If you have been given a patent number or application number, any internet search ought to lead quickly to the appropriate document. If you don’t, try the handy website Espacenet, run by the European Patent Agency that has a useful “advanced search” option. If Espacenet can’t find it, it probably doesn’t exist. A tip: if the number ends in A1, A2 or A3, you’re looking at an application that has been published but not yet granted. If the patent number ends with a B, it is fully authorized.
When the proponent of the new technology cannot explain in plain English how it works, or resorts to throwing in “pseudoscience,” particularly if the justification relies on some vague reference to “entropy” or “exergy” (two favorite concepts misused by sellers) without any meaningful calculation in support, alarm bells should definitely ring. The speaker may not be technically versed in the mysteries of the new technique, or might want to throw potential copycats off the trail, but it’s more likely there’s no basis in science for the fantastic claims being made. Caveat emptor!
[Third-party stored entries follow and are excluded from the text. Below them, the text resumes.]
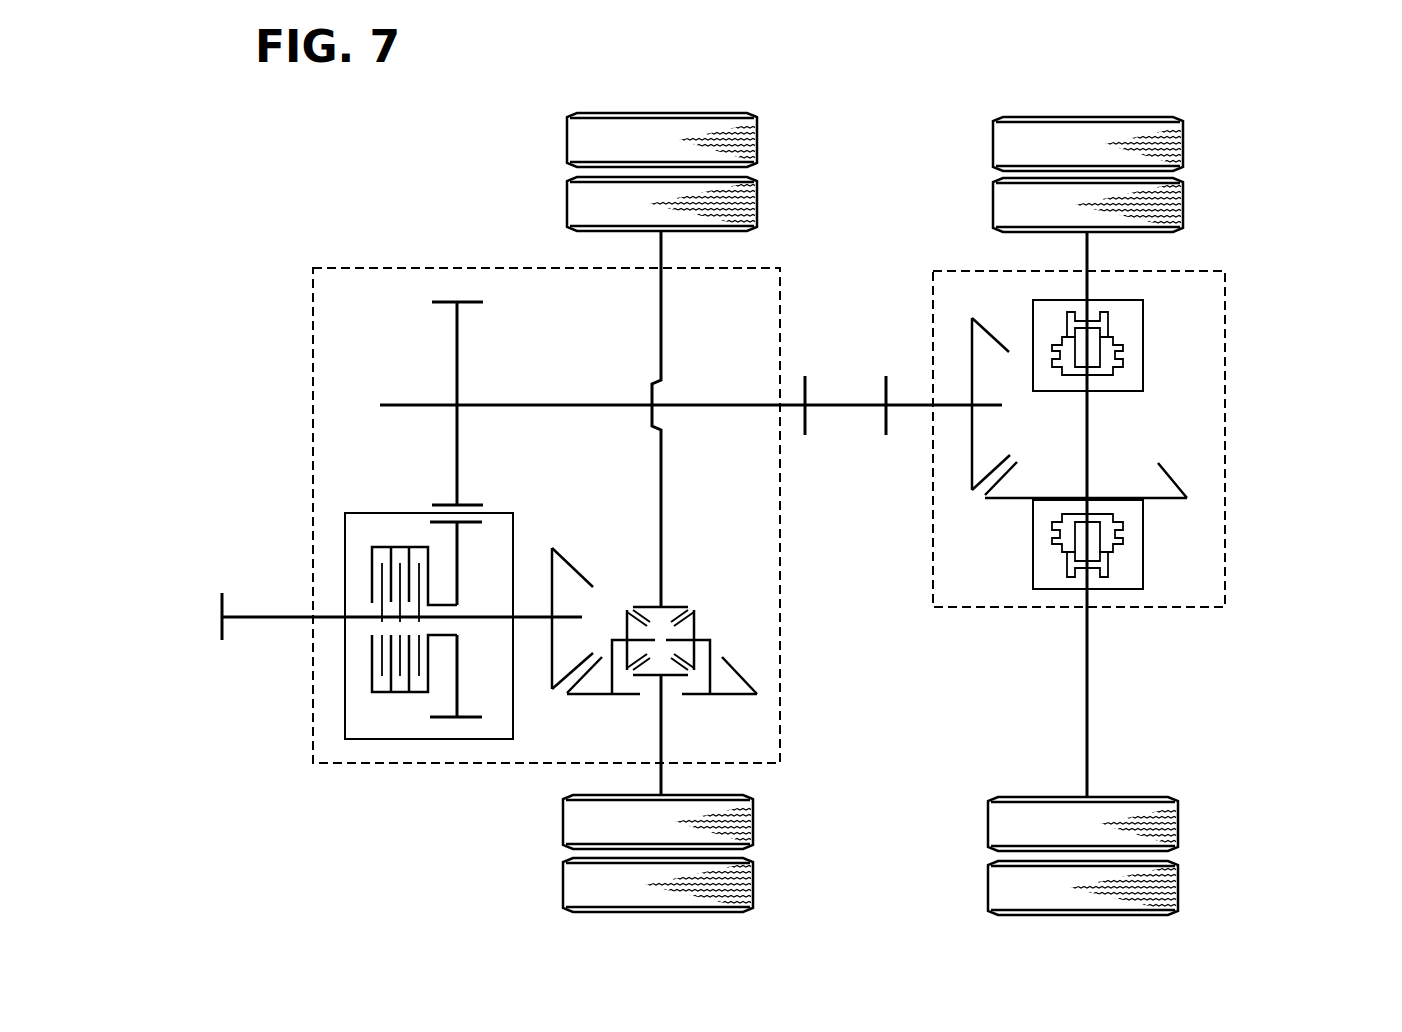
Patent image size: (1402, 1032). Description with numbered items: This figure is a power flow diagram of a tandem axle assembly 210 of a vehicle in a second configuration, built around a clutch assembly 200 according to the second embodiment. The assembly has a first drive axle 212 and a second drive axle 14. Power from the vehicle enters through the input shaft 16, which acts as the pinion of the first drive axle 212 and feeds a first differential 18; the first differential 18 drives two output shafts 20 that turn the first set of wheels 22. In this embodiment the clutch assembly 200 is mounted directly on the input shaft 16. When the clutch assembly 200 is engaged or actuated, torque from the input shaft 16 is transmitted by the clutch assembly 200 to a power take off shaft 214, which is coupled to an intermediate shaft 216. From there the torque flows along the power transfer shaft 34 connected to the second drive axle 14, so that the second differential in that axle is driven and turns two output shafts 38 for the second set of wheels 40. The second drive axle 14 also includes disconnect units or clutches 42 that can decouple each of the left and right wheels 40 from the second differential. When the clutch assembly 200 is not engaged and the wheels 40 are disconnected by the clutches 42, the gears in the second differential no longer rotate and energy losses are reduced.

The tandem axle assembly 210 is at (870, 185).
The first drive axle 212 is at (473, 265).
The power take off shaft 214 is at (457, 362).
The intermediate shaft 216 is at (538, 397).
The clutch assembly 200 is at (345, 555).
The input shaft 16 is at (285, 618).
The first differential 18 is at (578, 715).
The output shafts 20 is at (661, 315).
The power transfer shaft 34 is at (757, 405).
The first set of wheels 22 is at (767, 870).
The second drive axle 14 is at (1228, 350).
The disconnect units or clutches 42 is at (1143, 345).
The output shafts 38 is at (1090, 260).
The second set of wheels 40 is at (1193, 850).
Even when claims are false, the proponent might genuinely believe they are onto something. These are the most difficult people to shake off because in their minds there is no con and everyone should want this marvelous benefit. An engineer assessing new ideas must always insist on speaking to the inventor directly, not through a marketing associate or financial backer. If the inventor is also spouting incomprehensible pseudo scientific babble, it’s time to walk away, no matter how good the proposition.
A common mistake in thermodynamic systems is to confuse or conflate what happens in a sealed, fixed volume system (the plant as a whole) with what happens in a flow process (in a subsection of the plant). In the former if you heat the gas, the pressure goes up; in the latter if you heat the flow at a certain pressure, the velocity will go up but the pressure will not. This is not obvious, particularly to a layman, so it is not surprising there is room for confusion, nor that some people seek to capitalize on it.
However, it can also be frustrating and dispiriting to be on the other side of a barrage of hostile skepticism. I once sold a large chilled water system for a data center in England that used a novel type of freecooling. The seasonal efficiency was fantastic, with a COP of about 13 (equivalent to 0.36 hp/ton). I told the client the COP would be “better than 6.5.” When I went to see him two years later, he was delighted with the performance and confessed that when he put the project proposal to his boss, he had been skeptical about the energy performance, so had halved my figure again. He wanted to know why I hadn’t been honest about the numbers. “I knew it would be that good,” I said, “but you didn’t believe the lower figure, so what chance did I have?” Sometimes you just can’t win, even when you’re winning!